The primary aim of this study was to evaluate the feasibility and participant attitudes towards using video replay augmented with real time biofeedback. Although some stress can enhance performance, high levels of stress can be detrimental to various aspects of performance including decision making and communication [23]. Most trainees receive no formal training in stress management. However, if stress can be quantified in challenging clinical situations such as the management of surgical ward crisis then coping strategies may be better developed. Participants in our study agreed that the real time biofeedback given during video replay was beneficial in self-assessment.

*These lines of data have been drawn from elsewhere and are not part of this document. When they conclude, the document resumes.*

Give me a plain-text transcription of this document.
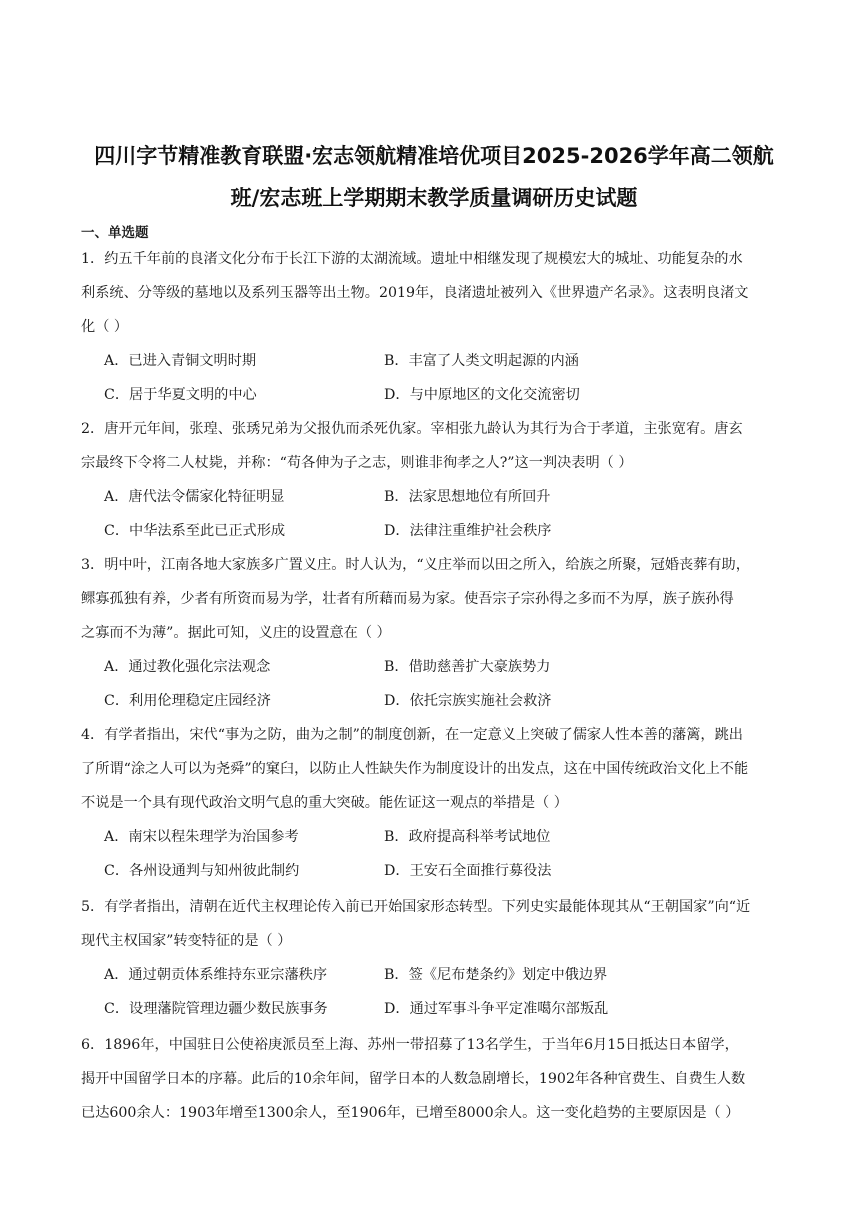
四川字节精准教育联盟·宏志领航精准培优项目2025-2026学年高二领航
班/宏志班上学期期末教学质量调研历史试题
一、单选题
1．约五千年前的良渚文化分布于长江下游的太湖流域。遗址中相继发现了规模宏大的城址、功能复杂的水
利系统、分等级的墓地以及系列玉器等出土物。2019年，良渚遗址被列入《世界遗产名录》。这表明良渚文
化（ ）
A．已进入青铜文明时期	B．丰富了人类文明起源的内涵
C．居于华夏文明的中心	D．与中原地区的文化交流密切
2．唐开元年间，张瑝、张琇兄弟为父报仇而杀死仇家。宰相张九龄认为其行为合于孝道，主张宽宥。唐玄
宗最终下令将二人杖毙，并称：“苟各伸为子之志，则谁非徇孝之人?”这一判决表明（ ）
A．唐代法令儒家化特征明显	B．法家思想地位有所回升
C．中华法系至此已正式形成	D．法律注重维护社会秩序
3．明中叶，江南各地大家族多广置义庄。时人认为，“义庄举而以田之所入，给族之所聚，冠婚丧葬有助，
鳏寡孤独有养，少者有所资而易为学，壮者有所藉而易为家。使吾宗子宗孙得之多而不为厚，族子族孙得
之寡而不为薄”。据此可知，义庄的设置意在（ ）
A．通过教化强化宗法观念	B．借助慈善扩大豪族势力
C．利用伦理稳定庄园经济	D．依托宗族实施社会救济
4．有学者指出，宋代“事为之防，曲为之制”的制度创新，在一定意义上突破了儒家人性本善的藩篱，跳出
了所谓“涂之人可以为尧舜”的窠臼，以防止人性缺失作为制度设计的出发点，这在中国传统政治文化上不能
不说是一个具有现代政治文明气息的重大突破。能佐证这一观点的举措是（ ）
A．南宋以程朱理学为治国参考	B．政府提高科举考试地位
C．各州设通判与知州彼此制约	D．王安石全面推行募役法
5．有学者指出，清朝在近代主权理论传入前已开始国家形态转型。下列史实最能体现其从“王朝国家”向“近
现代主权国家”转变特征的是（ ）
A．通过朝贡体系维持东亚宗藩秩序	B．签《尼布楚条约》划定中俄边界
C．设理藩院管理边疆少数民族事务	D．通过军事斗争平定准噶尔部叛乱
6．1896年，中国驻日公使裕庚派员至上海、苏州一带招募了13名学生，于当年6月15日抵达日本留学，
揭开中国留学日本的序幕。此后的10余年间，留学日本的人数急剧增长，1902年各种官费生、自费生人数
已达600余人：1903年增至1300余人，至1906年，已增至8000余人。这一变化趋势的主要原因是（ ）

OSACS scores did not correlate with stress, as measured by HRV stress indices. However, SDRR was significantly lower in the novice group of participants indicating higher stress levels. Variations in other HRV indices such as SE, LFHF and PRR50 did not reach statistical significance possibly secondary to a type II error. We have demonstrated that HRV stress indices show some promise in being able to differentiate between different levels of experience but more importantly provide useful physiological data for self-assessment at an individual level. Further work refining and evaluating this methodology is warranted. It would also be valuable for surgical training to quantify ‘optimal stress’ levels using HRV indices. Further work is also required to directly compare video replay with and without augmented biofeedback.

This study has a number of limitations. Firstly, evaluations were carried out in a simulated setting that does not reflect all the challenges faced in the clinical setting. Furthermore, a small number of participants were evaluated with unequal group sizes, possibly resulting in Type II error in some of our analysis.

Conclusion

Self-assessment using an objective self-assessment tool alongside video replay augmented with stress biofeedback is feasible in a simulated setting and well liked by participants. Further work is required to explore the educational benefit of this approach.